Nel corso di queste ultime settimane abbiamo riscoperto il nuovo rischio derivante da un possibile aumento dell’inflazione: dagli Usa alla Cina, passando attraverso l’Europa, il tema è all’ordine del giorno in ogni appuntamento di politica monetaria. Anche nelle stesse sale operative e negli accoglienti salotti dedicati ai molti incontri tra esperti della materia il “dilemma inflazione” è costante. Il mercato pretende decisioni poiché in assenza di esse l’incertezza implica un inevitabile incremento di rischio.

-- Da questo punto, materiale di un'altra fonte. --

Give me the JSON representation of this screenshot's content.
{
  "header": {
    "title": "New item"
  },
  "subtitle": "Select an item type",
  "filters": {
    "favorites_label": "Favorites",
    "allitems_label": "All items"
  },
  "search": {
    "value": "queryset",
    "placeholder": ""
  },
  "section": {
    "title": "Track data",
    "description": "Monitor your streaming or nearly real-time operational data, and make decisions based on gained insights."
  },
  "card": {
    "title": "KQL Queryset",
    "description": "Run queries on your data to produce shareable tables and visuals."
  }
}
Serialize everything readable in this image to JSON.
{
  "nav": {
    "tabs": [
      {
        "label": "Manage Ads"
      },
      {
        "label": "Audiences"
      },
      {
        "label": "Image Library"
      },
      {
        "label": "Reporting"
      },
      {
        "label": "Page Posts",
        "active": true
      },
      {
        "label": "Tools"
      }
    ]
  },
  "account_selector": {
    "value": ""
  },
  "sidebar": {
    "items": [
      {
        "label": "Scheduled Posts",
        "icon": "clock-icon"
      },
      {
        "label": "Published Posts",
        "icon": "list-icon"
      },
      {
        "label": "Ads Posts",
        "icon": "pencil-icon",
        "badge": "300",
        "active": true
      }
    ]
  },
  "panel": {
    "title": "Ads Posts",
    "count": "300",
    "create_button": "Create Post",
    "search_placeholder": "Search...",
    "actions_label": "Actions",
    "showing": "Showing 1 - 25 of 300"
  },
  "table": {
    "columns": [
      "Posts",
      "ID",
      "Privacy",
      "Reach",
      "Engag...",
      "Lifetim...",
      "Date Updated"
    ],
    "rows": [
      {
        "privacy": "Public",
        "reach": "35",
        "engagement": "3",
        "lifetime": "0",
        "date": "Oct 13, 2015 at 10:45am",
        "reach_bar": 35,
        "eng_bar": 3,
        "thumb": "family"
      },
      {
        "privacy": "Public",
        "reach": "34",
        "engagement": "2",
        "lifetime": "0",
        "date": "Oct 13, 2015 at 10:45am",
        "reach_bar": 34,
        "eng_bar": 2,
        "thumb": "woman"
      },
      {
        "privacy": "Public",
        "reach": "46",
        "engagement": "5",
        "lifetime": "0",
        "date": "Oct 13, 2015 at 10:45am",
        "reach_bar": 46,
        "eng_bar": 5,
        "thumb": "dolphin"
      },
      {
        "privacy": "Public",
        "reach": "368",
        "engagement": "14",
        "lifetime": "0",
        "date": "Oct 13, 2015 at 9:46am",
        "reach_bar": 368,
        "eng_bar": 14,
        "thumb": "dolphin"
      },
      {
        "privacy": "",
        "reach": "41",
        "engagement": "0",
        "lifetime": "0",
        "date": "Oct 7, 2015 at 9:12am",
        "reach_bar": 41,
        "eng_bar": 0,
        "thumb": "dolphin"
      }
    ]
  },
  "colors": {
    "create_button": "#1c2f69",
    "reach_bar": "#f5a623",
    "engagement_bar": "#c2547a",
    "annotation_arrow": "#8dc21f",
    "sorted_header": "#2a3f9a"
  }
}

Attualmente, il potenziale strascico riconducibile alla temuta inflazione, può essere individuato nella plausibile fragilità del mercato obbligazionario.
Negli ultimi venticinque anni la crescita dei prezzi (rif. JPM JBI Gl. Usd) è stata pressoché costante e caratterizzata da un significativo contenimento della volatilità.
Come ovvio, a tale rialzo, ha corrisposto un drastico ridimensionamento dei rendimenti per gli stessi strumenti obbligazionari.
La principale motivazione a queste dinamiche è verosimilmente attribuibile all’ingente liquidità immessa nel sistema finanziario mediante il tanto acclamato Quantitative easing: nessuna obiezione all’utilizzo di questo mezzo, anzi, è bene ricordare come grazie a esso l’Europa abbia potuto affrontare (e superare) le varie crisi economiche. Allo stesso tempo, però, risulta oggettivo il trend negativo innescato di anno in anno sulla curva dei rendimenti.
Giunti agli attuali valori (in Usa il decennale evidenzia un rendimento poco sopra l’1,5%), un potenziale incremento dell’inflazione comporterà una diretta ripercussione sui medesimi tassi di rendimento (incrementandoli) a discapito dell’andamento delle quotazioni. Tale influenza, pur considerandola nell’arco di pochi mesi, vedrà la propria onda d’urto ripercuotersi nei singoli portafogli investiti in titoli obbligazionari.
L’investitore è consapevole di questo rischio? È presente la dovuta consapevolezza per come affrontare questa possibilità? I dubbi per un’opportuna risposta sono molti. Guardando al mercato e ai suoi numerosi commentatori appare inutile e fuori luogo l’aver individuato l’impiego azionario quale veicolo alternativo alla scarsità di rendimento obbligazionario: abbandonare un frazionale guadagno al fine di preferire un maggior ritorno caratterizzato da un esponenziale rischio può solo trovare efficacia (non efficienza) nel più classico e inflazionato concetto di lungo periodo (quanto lungo?). Il rischio obbligazionario permane e l’andamento (negativo) da inizio anno ha scosso gli animi già fragili di molti risparmiatori: l’ingente liquidità sui conto correnti è una chiara risultanza. Neppure questo suscita maggiore consapevolezza in ciascun investitore? Siate consapevoli fin da ora e agite: è solo nel vostro interesse.